For African elephants, tusks can be found on both males and females compared to Asian elephants where tusks are mainly seen only on males. About half of Asian female elephants have short tusks known as tushes. However, looking at an elephant’s tusk, the average size of tusks has decreases over the past hundred years due to the poaching of elephants for their ivory tusks. This has caused the African elephant’s “big tusk gene” to evolve and become progressively rare. Additionally, hunting of African elephants has resulted in “tusklessness” to become increasingly common among African elephants.

At What Age Do Elephants Grow Tusks?

Elephant tusks are present at birth but are only milk teeth and eventually the “baby tusks” fall out after one year of age. The permanent tusks of African elephants first start to appear at around two years of age by protruding from the lips and will continue to grow throughout the elephant’s lifetime. As long as an elephant’s tusks has not been broken or damaged, it can reveal an elephant age relative to other elephants.

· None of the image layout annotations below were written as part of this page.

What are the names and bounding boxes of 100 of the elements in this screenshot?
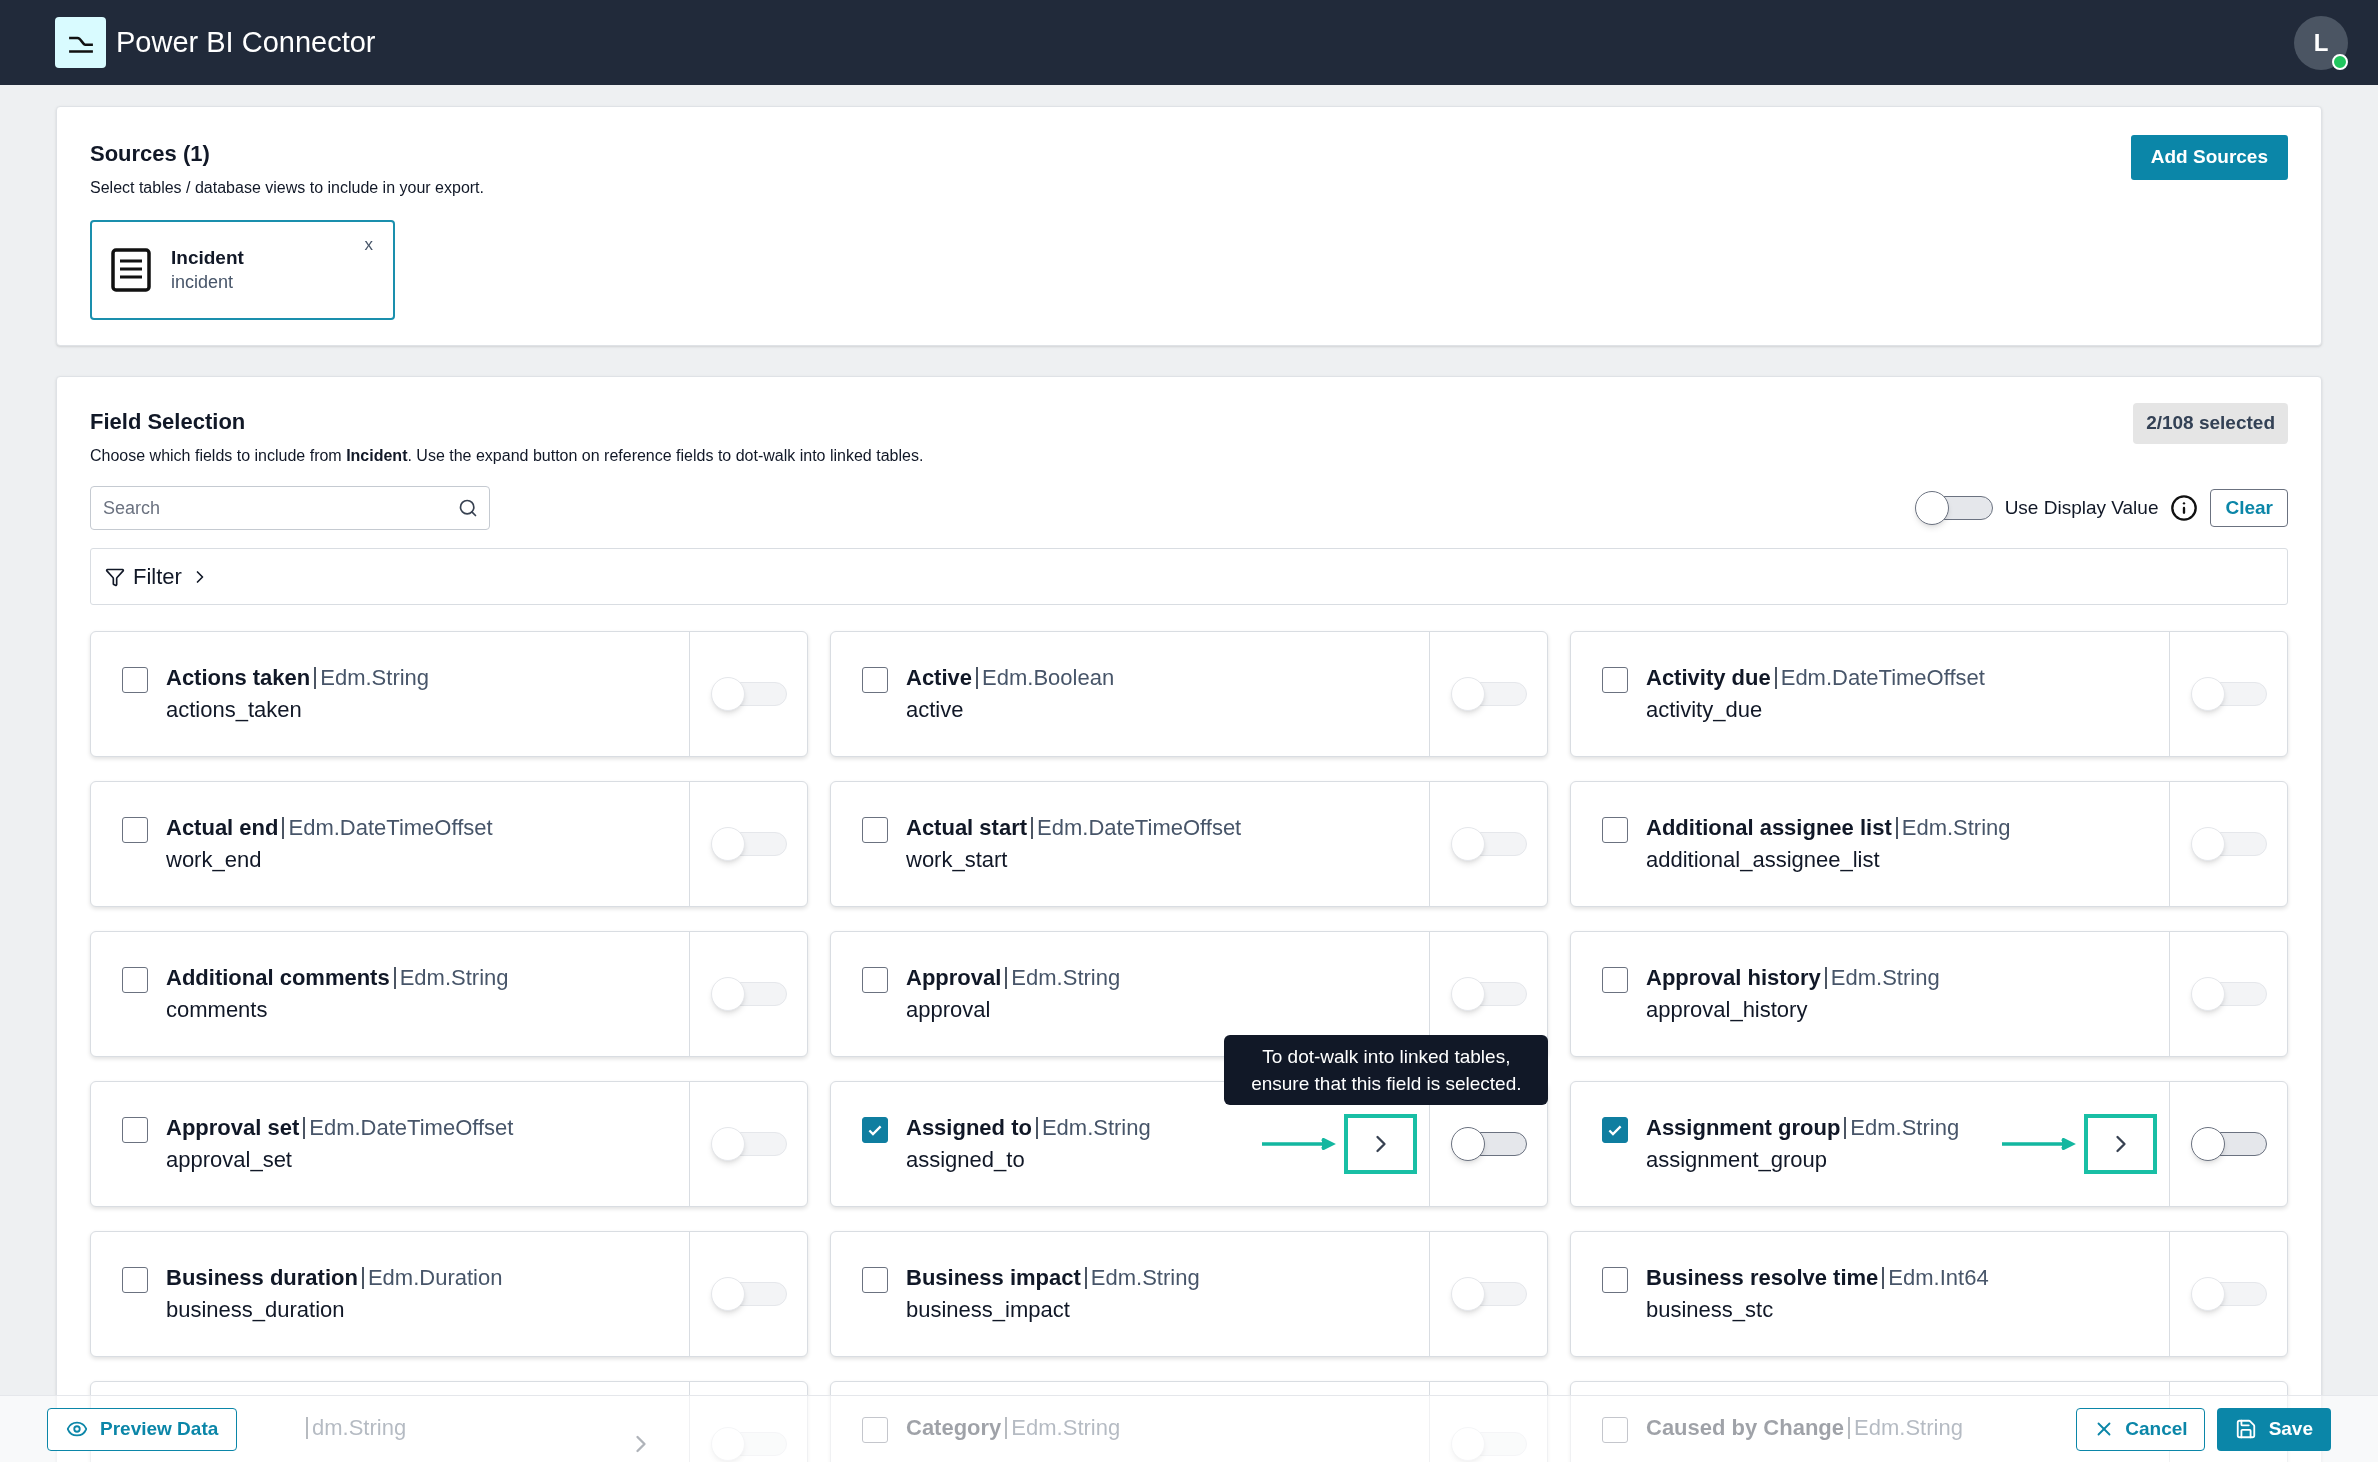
online-status-icon bbox=[2332, 53, 2348, 70]
section-subtitle: Select tables / database views to include in your export. bbox=[90, 178, 484, 198]
field-type: Edm.String bbox=[1850, 1114, 1960, 1142]
cancel-button[interactable]: Cancel bbox=[2076, 1407, 2205, 1451]
checkbox[interactable] bbox=[862, 1117, 888, 1143]
field-type: Edm.String bbox=[1854, 1414, 1963, 1442]
field-name: Caused by Change bbox=[1646, 1414, 1845, 1442]
checkbox[interactable] bbox=[862, 1417, 888, 1443]
toggle-switch[interactable] bbox=[710, 1277, 787, 1311]
source-name: Incident bbox=[171, 246, 244, 270]
field-api-name: business_impact bbox=[906, 1296, 1071, 1324]
field-type: Edm.DateTimeOffset bbox=[288, 814, 493, 842]
checkbox[interactable] bbox=[122, 1267, 148, 1293]
field-name: Approval set bbox=[166, 1114, 300, 1142]
checkbox[interactable] bbox=[1602, 817, 1628, 843]
checkbox[interactable] bbox=[862, 967, 888, 993]
tooltip: To dot-walk into linked tables, ensure that this field is selected. bbox=[1224, 1035, 1549, 1105]
field-name: Business resolve time bbox=[1646, 1264, 1879, 1292]
toggle-label: Use Display Value bbox=[2004, 495, 2159, 520]
checkbox[interactable] bbox=[1602, 1117, 1628, 1143]
field-api-name: business_duration bbox=[166, 1296, 346, 1324]
clear-button[interactable]: Clear bbox=[2210, 489, 2288, 527]
field-name: Approval bbox=[906, 964, 1002, 992]
toggle-switch[interactable] bbox=[2190, 827, 2267, 861]
filter-icon bbox=[105, 566, 125, 587]
toggle-switch[interactable] bbox=[2190, 1127, 2267, 1161]
field-name: Actual start bbox=[906, 814, 1028, 842]
field-name: Approval history bbox=[1646, 964, 1821, 992]
arrow-icon bbox=[1262, 1138, 1336, 1150]
remove-button[interactable]: x bbox=[364, 232, 373, 258]
field-type: Edm.String bbox=[1041, 1114, 1151, 1142]
field-api-name: approval_set bbox=[166, 1146, 293, 1174]
checkbox[interactable] bbox=[122, 967, 148, 993]
search-field[interactable]: Search bbox=[90, 486, 490, 530]
field-api-name: work_end bbox=[166, 846, 263, 874]
save-button[interactable]: Save bbox=[2216, 1407, 2331, 1451]
field-type: Edm.DateTimeOffset bbox=[309, 1114, 514, 1142]
checkbox[interactable] bbox=[862, 667, 888, 693]
field-type: Edm.String bbox=[320, 664, 430, 692]
field-type: Edm.Boolean bbox=[982, 664, 1115, 692]
preview-data-button[interactable]: Preview Data bbox=[47, 1407, 238, 1451]
expand-button[interactable] bbox=[2084, 1114, 2157, 1174]
checkbox[interactable] bbox=[122, 817, 148, 843]
field-type: Edm.String bbox=[1901, 814, 2011, 842]
field-type: Edm.String bbox=[1011, 964, 1121, 992]
checkbox[interactable] bbox=[122, 667, 148, 693]
selected-count-badge: 2/108 selected bbox=[2133, 403, 2288, 444]
toggle-switch[interactable] bbox=[1450, 1277, 1527, 1311]
checkbox[interactable] bbox=[862, 817, 888, 843]
toggle-switch[interactable] bbox=[1450, 827, 1527, 861]
info-icon[interactable] bbox=[2170, 494, 2199, 522]
checkbox[interactable] bbox=[862, 1267, 888, 1293]
field-name: Assigned to bbox=[906, 1114, 1032, 1142]
checkbox[interactable] bbox=[1602, 1417, 1628, 1443]
field-type: Edm.DateTimeOffset bbox=[1037, 814, 1242, 842]
field-name: Category bbox=[906, 1414, 1002, 1442]
field-api-name: work_start bbox=[906, 846, 1009, 874]
toggle-switch[interactable] bbox=[1450, 1127, 1527, 1161]
arrow-icon bbox=[2002, 1138, 2076, 1150]
document-lines-icon bbox=[111, 248, 151, 292]
toggle-switch[interactable] bbox=[2190, 1277, 2267, 1311]
field-name: Additional assignee list bbox=[1646, 814, 1892, 842]
toggle-switch[interactable] bbox=[2190, 977, 2267, 1011]
checkbox[interactable] bbox=[1602, 1267, 1628, 1293]
field-api-name: additional_assignee_list bbox=[1646, 846, 1881, 874]
field-type: Edm.Duration bbox=[367, 1264, 503, 1292]
field-api-name: approval_history bbox=[1646, 996, 1809, 1024]
field-api-name: activity_due bbox=[1646, 696, 1764, 724]
field-name: Assignment group bbox=[1646, 1114, 1841, 1142]
toggle-switch[interactable] bbox=[710, 977, 787, 1011]
field-api-name: assigned_to bbox=[906, 1146, 1026, 1174]
field-name: Activity due bbox=[1646, 664, 1771, 692]
field-api-name: approval bbox=[906, 996, 992, 1024]
field-type: Edm.String bbox=[1090, 1264, 1200, 1292]
filter-bar[interactable]: Filter bbox=[90, 548, 2288, 605]
toggle-switch[interactable] bbox=[2190, 677, 2267, 711]
field-api-name: comments bbox=[166, 996, 269, 1024]
save-icon bbox=[2234, 1418, 2257, 1440]
toggle-switch[interactable] bbox=[710, 827, 787, 861]
field-api-name: assignment_group bbox=[1646, 1146, 1828, 1174]
toggle-switch[interactable] bbox=[1450, 977, 1527, 1011]
add-sources-button[interactable]: Add Sources bbox=[2130, 135, 2288, 180]
source-table: incident bbox=[171, 270, 244, 295]
field-name: Business impact bbox=[906, 1264, 1081, 1292]
field-name: Actual end bbox=[166, 814, 279, 842]
field-name: Actions taken bbox=[166, 664, 311, 692]
toggle-switch[interactable] bbox=[710, 1127, 787, 1161]
toggle-switch[interactable] bbox=[710, 677, 787, 711]
toggle-switch[interactable] bbox=[1914, 491, 1993, 525]
source-chip[interactable]: Incident incident x bbox=[90, 220, 395, 320]
toggle-switch[interactable] bbox=[1450, 677, 1527, 711]
field-api-name: business_stc bbox=[1646, 1296, 1775, 1324]
expand-button[interactable] bbox=[1344, 1114, 1417, 1174]
field-type: Edm.DateTimeOffset bbox=[1780, 664, 1985, 692]
field-name: Active bbox=[906, 664, 973, 692]
checkbox[interactable] bbox=[122, 1117, 148, 1143]
user-avatar[interactable]: L bbox=[2294, 15, 2348, 70]
checkbox[interactable] bbox=[1602, 667, 1628, 693]
field-type: Edm.String bbox=[399, 964, 509, 992]
checkbox[interactable] bbox=[1602, 967, 1628, 993]
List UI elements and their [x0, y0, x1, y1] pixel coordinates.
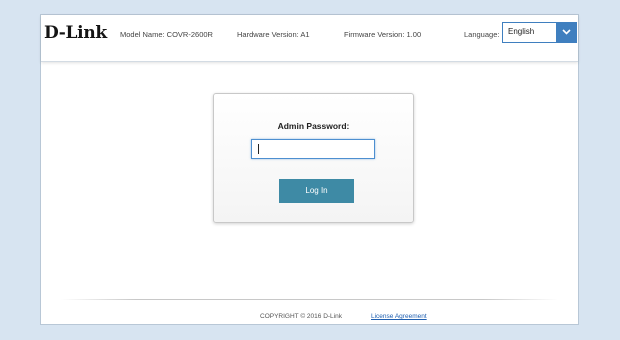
login-panel: Admin Password: Log In — [213, 93, 414, 223]
router-login-page: D-Link Model Name: COVR-2600R Hardware V… — [40, 14, 579, 325]
language-label: Language: — [464, 30, 500, 39]
log-in-button[interactable]: Log In — [279, 179, 354, 203]
license-agreement-link[interactable]: License Agreement — [371, 313, 427, 320]
hardware-version: Hardware Version: A1 — [237, 30, 310, 39]
language-select[interactable]: English — [502, 22, 577, 43]
top-header: D-Link Model Name: COVR-2600R Hardware V… — [41, 15, 578, 62]
language-selected-value: English — [508, 27, 535, 36]
admin-password-label: Admin Password: — [277, 121, 350, 131]
admin-password-input[interactable] — [251, 139, 375, 159]
dlink-logo: D-Link — [44, 23, 107, 43]
text-caret — [258, 144, 259, 154]
copyright-text: COPYRIGHT © 2016 D-Link — [260, 313, 342, 320]
footer-divider — [61, 299, 558, 300]
model-name: Model Name: COVR-2600R — [120, 30, 213, 39]
chevron-down-icon — [561, 29, 571, 35]
language-dropdown-button[interactable] — [556, 23, 576, 42]
firmware-version: Firmware Version: 1.00 — [344, 30, 422, 39]
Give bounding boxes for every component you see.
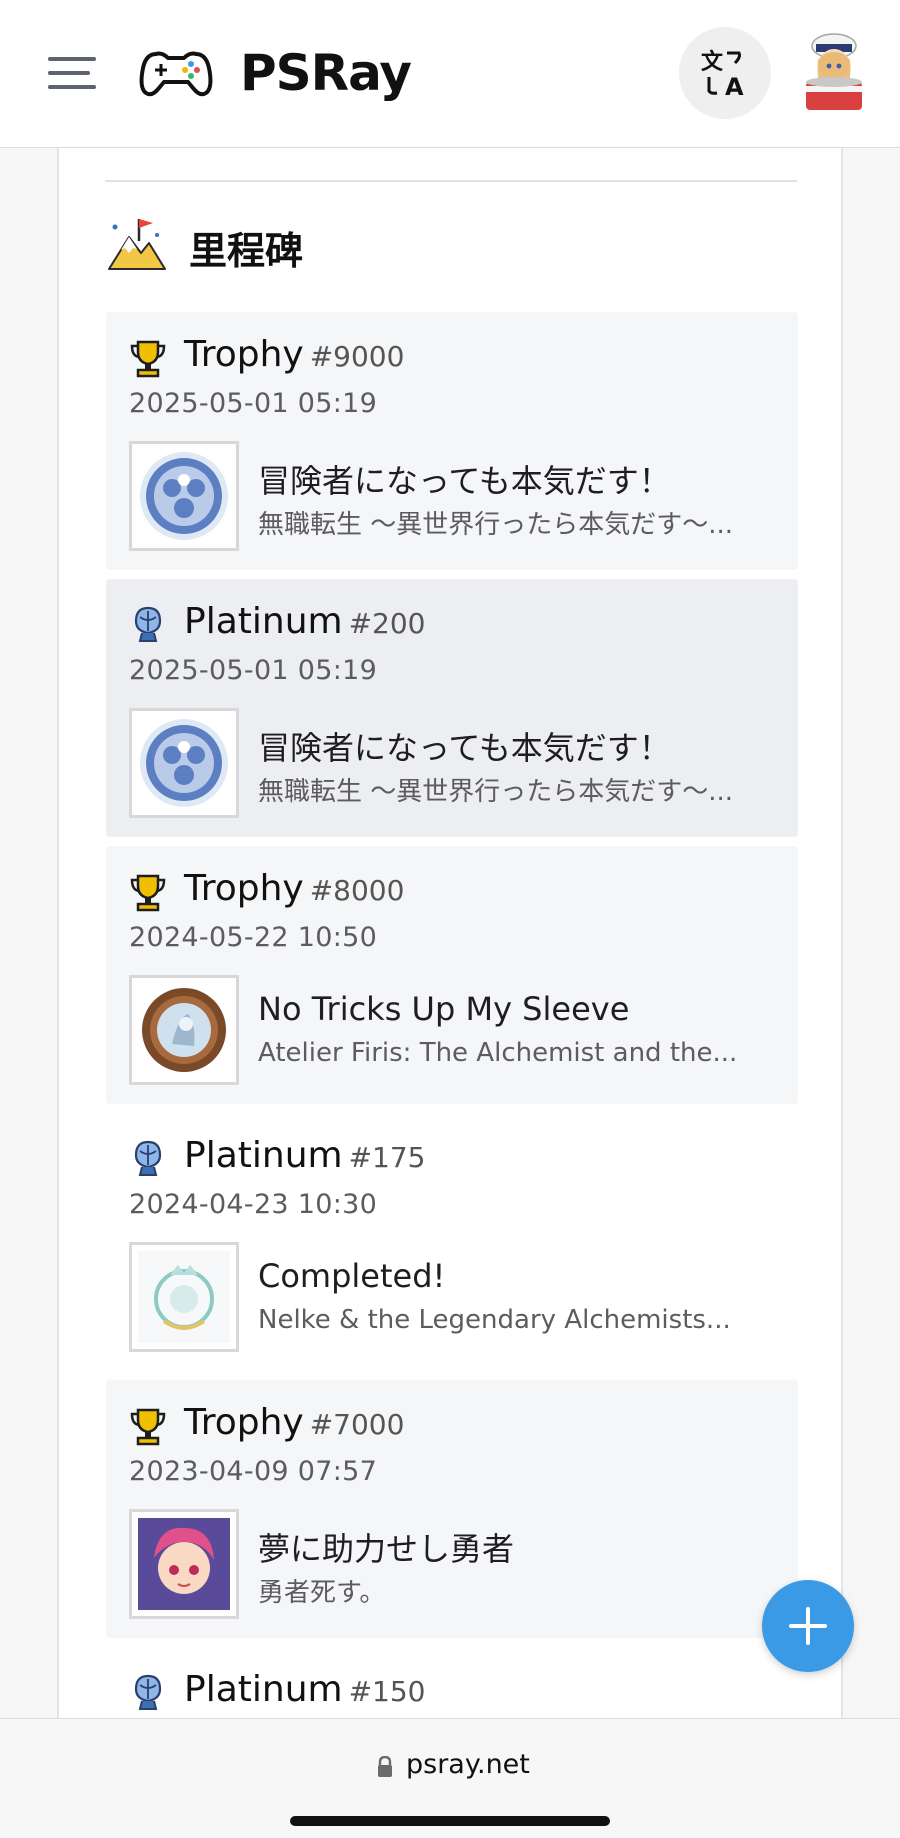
language-button[interactable]: 文 A [679,27,771,119]
gold-trophy-icon [130,340,166,378]
milestone-type: Platinum [184,1669,343,1710]
milestone-item[interactable]: Platinum #175 2024-04-23 10:30 Completed!… [106,1113,798,1371]
trophy-name: No Tricks Up My Sleeve [258,990,630,1028]
trophy-thumbnail[interactable] [129,1509,239,1619]
lock-icon [378,1756,392,1777]
milestone-date: 2025-05-01 05:19 [129,655,378,686]
milestone-number: #175 [348,1141,426,1174]
game-title: Nelke & the Legendary Alchemists... [258,1305,731,1335]
milestone-number: #8000 [309,874,405,907]
gold-trophy-icon [130,874,166,912]
milestone-item[interactable]: Platinum #200 2025-05-01 05:19 冒険者になっても本気… [106,579,798,837]
svg-text:文: 文 [701,49,724,75]
avatar[interactable] [800,30,868,114]
milestone-number: #7000 [309,1408,405,1441]
home-indicator[interactable] [290,1816,610,1826]
milestone-type: Trophy [184,868,304,909]
svg-text:A: A [725,73,744,99]
milestone-item[interactable]: Trophy #9000 2025-05-01 05:19 冒険者になっても本気だ… [106,312,798,570]
gold-trophy-icon [130,1408,166,1446]
milestone-number: #150 [348,1675,426,1708]
milestone-type: Trophy [184,334,304,375]
mountain-flag-icon [108,219,166,270]
gamepad-icon[interactable] [138,42,214,102]
add-button[interactable] [762,1580,854,1672]
platinum-trophy-icon [134,1674,162,1710]
brand-name[interactable]: PSRay [240,44,412,102]
hamburger-menu-icon[interactable] [48,55,98,91]
url-text[interactable]: psray.net [406,1749,530,1780]
trophy-name: 冒険者になっても本気だす！ [258,462,671,500]
translate-icon: 文 A [701,49,744,99]
milestones-card: 里程碑 Trophy #9000 2025-05-01 05:19 冒険者になって… [57,148,843,1718]
platinum-trophy-icon [134,606,162,642]
trophy-thumbnail[interactable] [129,975,239,1085]
section-title: 里程碑 [189,229,304,273]
top-bar: PSRay 文 A [0,0,900,148]
game-title: Atelier Firis: The Alchemist and the... [258,1038,738,1068]
milestone-item[interactable]: Trophy #7000 2023-04-09 07:57 夢に助力せし勇者 勇者… [106,1380,798,1638]
milestone-date: 2024-04-23 10:30 [129,1189,378,1220]
milestone-item[interactable]: Trophy #8000 2024-05-22 10:50 No Tricks U… [106,846,798,1104]
milestone-item[interactable]: Platinum #150 [106,1647,798,1718]
trophy-thumbnail[interactable] [129,441,239,551]
milestone-type: Trophy [184,1402,304,1443]
game-title: 無職転生 ～異世界行ったら本気だす～... [258,777,734,807]
milestone-date: 2023-04-09 07:57 [129,1456,378,1487]
platinum-trophy-icon [134,1140,162,1176]
browser-url-bar: psray.net [0,1718,900,1838]
trophy-name: Completed! [258,1257,446,1295]
game-title: 無職転生 ～異世界行ったら本気だす～... [258,510,734,540]
divider [105,180,797,182]
milestone-type: Platinum [184,601,343,642]
milestone-date: 2025-05-01 05:19 [129,388,378,419]
trophy-thumbnail[interactable] [129,708,239,818]
game-title: 勇者死す。 [258,1578,386,1608]
milestone-date: 2024-05-22 10:50 [129,922,378,953]
milestone-type: Platinum [184,1135,343,1176]
trophy-name: 夢に助力せし勇者 [258,1530,515,1568]
trophy-thumbnail[interactable] [129,1242,239,1352]
milestone-number: #9000 [309,340,405,373]
milestone-number: #200 [348,607,426,640]
trophy-name: 冒険者になっても本気だす！ [258,729,671,767]
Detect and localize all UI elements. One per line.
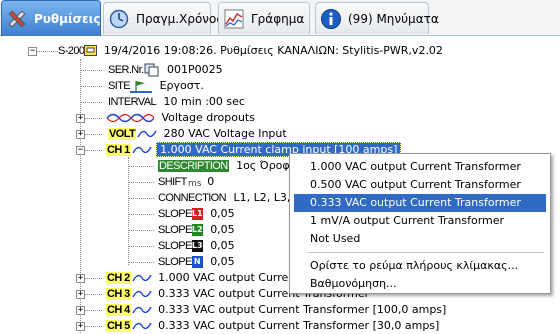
slope-prefix: SLOPE bbox=[158, 256, 192, 268]
sernr-prefix: SER.Nr. bbox=[108, 64, 144, 76]
slope-badge-l3: L3 bbox=[191, 240, 203, 252]
tree-root-row[interactable]: S-200 19/4/2016 19:08:26. Ρυθμίσεις ΚΑΝΑ… bbox=[58, 43, 443, 59]
voltage-dropouts-label: Voltage dropouts bbox=[161, 111, 255, 124]
tab-realtime[interactable]: Πραγμ.Χρόνος bbox=[103, 2, 223, 34]
root-label: 19/4/2016 19:08:26. Ρυθμίσεις ΚΑΝΑΛΙΩΝ: … bbox=[103, 44, 443, 57]
tab-messages[interactable]: (99) Μηνύματα bbox=[315, 2, 439, 34]
tab-messages-label: (99) Μηνύματα bbox=[348, 11, 439, 26]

What Do Elephants Use Their Tusks For?

The tusks on elephants can be used for many purposes. African elephant tusks are mainly used for protection, digging, lifting objects, and gathering food. African elephants will use their tusks as a defense mechanism against other wildlife predators or when another elephant charges toward them. During the dry season elephants will use their tusks to dig water holes in dry riverbeds to get water. To help gather food, elephants will use their tusks to strip bark from trees to eat. Also, elephant tusks are used to protect their sensitive trunk. Interestingly, just like humans tend to be right-hand or left-hand dominate, there is evidence to believe elephants tend to be right-tusked or left-tusked with the dominate tusk being known as the master tusk.